Election 2001


4 November 2001


The ALP has promised to appoint an Ambassador for Human Rights with the responsibility for advancing Australia's human rights objectives at the United Nations and in regional and bilateral dialogues.

Welcoming this initiative, the spokesperson for the New South Wales Human Rights Education Committee (NSWHREC) Ms Bev Pavey noted that the role of the ambassador would be to build alliances with like-minded countries committed to the advancement of human rights.

"With the intention of bringing human rights back into the mainstream of the debate, our committee sent five questions to the Coalition, the ALP, the Democrats, the Greens, One Nation, and key independents. These questions related to a Bill of Rights, Indigenous Australians, asylum seekers, discrimination and the impact of the global economy upon the social good,"
Ms Pavey said.

"Substantive responses were received to our questionnaire. The speediest and most concise response was from the Greens and the slowest but most comprehensive response was from the ALP.

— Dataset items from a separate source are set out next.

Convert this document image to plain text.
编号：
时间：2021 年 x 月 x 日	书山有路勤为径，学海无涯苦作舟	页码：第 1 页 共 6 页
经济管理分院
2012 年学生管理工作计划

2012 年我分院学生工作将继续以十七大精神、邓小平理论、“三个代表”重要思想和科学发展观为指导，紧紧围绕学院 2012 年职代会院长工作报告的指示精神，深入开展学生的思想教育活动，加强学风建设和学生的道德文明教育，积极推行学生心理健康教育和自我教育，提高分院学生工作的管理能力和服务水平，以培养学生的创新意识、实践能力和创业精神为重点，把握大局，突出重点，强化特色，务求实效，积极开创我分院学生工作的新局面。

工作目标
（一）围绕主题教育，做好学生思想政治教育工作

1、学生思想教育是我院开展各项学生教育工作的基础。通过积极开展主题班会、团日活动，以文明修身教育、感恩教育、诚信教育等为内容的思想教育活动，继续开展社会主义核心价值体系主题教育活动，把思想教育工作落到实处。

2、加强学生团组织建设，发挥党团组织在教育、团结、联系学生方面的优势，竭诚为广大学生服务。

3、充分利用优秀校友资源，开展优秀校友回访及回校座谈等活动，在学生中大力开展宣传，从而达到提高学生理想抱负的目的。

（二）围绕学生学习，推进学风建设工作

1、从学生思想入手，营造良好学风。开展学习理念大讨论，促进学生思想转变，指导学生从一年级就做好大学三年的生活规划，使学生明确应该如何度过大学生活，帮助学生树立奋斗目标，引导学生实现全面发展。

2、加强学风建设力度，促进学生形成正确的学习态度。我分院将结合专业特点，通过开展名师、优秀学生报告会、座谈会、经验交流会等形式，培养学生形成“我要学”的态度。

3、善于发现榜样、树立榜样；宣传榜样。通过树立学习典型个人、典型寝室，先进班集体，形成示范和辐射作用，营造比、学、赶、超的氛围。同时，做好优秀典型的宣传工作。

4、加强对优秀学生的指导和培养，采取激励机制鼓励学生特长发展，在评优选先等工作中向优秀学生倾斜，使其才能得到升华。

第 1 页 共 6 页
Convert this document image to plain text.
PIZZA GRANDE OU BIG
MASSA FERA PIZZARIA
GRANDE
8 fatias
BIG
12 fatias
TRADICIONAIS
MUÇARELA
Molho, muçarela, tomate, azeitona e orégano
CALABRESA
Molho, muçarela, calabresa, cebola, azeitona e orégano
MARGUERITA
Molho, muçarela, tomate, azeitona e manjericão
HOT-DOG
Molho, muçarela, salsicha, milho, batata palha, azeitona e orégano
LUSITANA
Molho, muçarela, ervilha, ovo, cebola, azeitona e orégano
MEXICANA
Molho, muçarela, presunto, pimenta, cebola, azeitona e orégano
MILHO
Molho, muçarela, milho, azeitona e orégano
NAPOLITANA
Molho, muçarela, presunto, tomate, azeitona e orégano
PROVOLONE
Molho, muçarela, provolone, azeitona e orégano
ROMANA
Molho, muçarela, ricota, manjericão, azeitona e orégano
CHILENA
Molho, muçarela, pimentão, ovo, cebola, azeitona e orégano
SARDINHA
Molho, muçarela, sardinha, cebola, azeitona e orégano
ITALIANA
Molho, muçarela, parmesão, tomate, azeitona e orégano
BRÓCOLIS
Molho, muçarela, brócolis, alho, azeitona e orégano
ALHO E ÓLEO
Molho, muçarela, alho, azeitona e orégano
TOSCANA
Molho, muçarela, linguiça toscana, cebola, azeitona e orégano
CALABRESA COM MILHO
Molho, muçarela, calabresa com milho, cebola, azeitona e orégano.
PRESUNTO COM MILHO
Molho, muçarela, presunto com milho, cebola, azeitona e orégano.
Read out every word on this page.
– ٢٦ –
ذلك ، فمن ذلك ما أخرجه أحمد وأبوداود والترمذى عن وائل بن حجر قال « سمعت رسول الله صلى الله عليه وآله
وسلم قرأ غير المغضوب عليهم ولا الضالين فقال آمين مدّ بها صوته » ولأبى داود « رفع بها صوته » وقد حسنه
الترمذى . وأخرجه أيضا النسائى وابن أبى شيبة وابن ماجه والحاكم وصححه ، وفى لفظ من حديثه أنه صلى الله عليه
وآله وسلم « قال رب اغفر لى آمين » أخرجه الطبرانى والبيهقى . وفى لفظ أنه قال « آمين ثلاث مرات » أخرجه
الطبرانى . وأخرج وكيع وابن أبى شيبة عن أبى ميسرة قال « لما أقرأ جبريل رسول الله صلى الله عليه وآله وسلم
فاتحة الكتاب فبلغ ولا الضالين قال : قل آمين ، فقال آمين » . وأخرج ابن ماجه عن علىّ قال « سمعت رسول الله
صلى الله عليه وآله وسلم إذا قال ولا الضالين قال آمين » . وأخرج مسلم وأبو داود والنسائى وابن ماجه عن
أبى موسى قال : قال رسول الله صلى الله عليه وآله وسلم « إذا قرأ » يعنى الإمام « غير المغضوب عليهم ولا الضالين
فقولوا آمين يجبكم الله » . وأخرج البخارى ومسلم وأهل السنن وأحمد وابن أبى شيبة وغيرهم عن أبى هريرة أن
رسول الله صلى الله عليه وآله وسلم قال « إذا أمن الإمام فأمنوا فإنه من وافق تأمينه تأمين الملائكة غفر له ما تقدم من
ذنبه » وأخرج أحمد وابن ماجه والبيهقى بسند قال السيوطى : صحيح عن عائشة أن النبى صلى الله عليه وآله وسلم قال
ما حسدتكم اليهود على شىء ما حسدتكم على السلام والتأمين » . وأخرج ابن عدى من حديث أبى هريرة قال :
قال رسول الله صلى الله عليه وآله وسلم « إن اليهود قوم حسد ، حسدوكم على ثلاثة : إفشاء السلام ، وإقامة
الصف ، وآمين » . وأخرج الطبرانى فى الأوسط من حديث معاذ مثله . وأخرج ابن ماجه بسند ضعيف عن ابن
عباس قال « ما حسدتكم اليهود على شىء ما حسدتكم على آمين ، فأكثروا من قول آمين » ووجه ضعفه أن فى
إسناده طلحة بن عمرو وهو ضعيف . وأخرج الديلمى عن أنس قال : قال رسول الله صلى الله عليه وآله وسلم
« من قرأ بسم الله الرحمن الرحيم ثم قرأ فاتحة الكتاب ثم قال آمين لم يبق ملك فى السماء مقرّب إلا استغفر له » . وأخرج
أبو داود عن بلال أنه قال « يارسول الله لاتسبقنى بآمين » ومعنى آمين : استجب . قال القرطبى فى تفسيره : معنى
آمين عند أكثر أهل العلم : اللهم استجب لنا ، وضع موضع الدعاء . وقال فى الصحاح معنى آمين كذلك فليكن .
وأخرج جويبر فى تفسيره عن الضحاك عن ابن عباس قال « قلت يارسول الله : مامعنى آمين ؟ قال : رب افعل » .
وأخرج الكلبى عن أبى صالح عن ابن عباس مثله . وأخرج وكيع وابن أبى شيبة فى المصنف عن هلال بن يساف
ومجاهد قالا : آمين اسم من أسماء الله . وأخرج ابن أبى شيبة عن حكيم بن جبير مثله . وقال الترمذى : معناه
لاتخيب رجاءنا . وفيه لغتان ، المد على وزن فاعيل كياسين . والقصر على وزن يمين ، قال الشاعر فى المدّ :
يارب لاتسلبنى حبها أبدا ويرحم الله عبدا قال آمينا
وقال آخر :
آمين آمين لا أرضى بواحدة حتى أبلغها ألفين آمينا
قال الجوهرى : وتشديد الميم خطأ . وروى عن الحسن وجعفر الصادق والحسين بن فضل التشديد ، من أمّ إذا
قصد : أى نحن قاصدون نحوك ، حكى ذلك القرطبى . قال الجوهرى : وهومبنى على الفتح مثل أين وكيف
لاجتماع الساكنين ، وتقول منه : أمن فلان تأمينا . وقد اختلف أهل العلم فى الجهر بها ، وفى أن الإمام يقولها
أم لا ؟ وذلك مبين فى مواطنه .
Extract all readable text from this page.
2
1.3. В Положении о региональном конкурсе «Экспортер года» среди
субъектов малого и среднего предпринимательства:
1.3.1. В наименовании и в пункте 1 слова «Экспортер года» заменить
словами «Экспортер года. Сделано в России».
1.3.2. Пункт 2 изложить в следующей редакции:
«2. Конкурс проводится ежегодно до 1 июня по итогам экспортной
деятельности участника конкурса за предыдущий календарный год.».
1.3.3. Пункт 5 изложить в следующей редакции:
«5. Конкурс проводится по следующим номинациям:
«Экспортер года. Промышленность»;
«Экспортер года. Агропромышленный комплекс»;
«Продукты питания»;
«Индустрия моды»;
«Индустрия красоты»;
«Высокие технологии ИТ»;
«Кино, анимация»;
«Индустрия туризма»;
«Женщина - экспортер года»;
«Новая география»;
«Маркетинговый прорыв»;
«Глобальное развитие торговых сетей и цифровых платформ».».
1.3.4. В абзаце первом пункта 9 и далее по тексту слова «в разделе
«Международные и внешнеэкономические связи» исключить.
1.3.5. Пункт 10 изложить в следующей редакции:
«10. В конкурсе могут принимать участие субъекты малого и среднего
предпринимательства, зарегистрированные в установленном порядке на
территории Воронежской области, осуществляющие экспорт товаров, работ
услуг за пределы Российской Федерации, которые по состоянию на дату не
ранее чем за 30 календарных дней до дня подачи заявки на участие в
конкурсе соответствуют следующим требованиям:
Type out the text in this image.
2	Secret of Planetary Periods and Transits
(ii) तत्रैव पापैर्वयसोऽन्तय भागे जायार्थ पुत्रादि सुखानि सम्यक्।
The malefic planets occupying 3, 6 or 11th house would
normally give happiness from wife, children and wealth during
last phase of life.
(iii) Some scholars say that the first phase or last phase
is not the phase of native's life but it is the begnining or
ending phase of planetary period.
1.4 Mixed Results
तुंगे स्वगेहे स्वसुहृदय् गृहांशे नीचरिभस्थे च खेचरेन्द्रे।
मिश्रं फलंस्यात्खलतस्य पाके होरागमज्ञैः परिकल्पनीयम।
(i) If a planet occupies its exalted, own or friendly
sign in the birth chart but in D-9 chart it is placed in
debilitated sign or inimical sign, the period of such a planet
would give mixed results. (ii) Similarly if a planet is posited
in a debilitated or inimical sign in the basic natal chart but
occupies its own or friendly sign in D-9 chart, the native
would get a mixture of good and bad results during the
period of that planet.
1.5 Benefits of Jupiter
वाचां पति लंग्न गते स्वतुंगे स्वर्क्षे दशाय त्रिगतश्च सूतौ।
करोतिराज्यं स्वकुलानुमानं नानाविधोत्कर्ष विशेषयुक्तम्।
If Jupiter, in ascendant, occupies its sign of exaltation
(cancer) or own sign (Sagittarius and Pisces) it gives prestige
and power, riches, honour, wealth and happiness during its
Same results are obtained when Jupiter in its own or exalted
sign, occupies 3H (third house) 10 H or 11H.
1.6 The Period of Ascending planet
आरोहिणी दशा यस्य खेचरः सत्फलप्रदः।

"Responses to the questions can be viewed on our website at

In summarising the survey results, Ms Pavey noted that while respondents differed on a range of issues, including the need for a Bill of Rights; the signing of a treaty for Indigenous Australians; whether to reform or expand the Human Rights and Equal Opportunity Commission (HREOC); and the treatment of asylum seekers; there was widespread support for the furtherance of human rights education.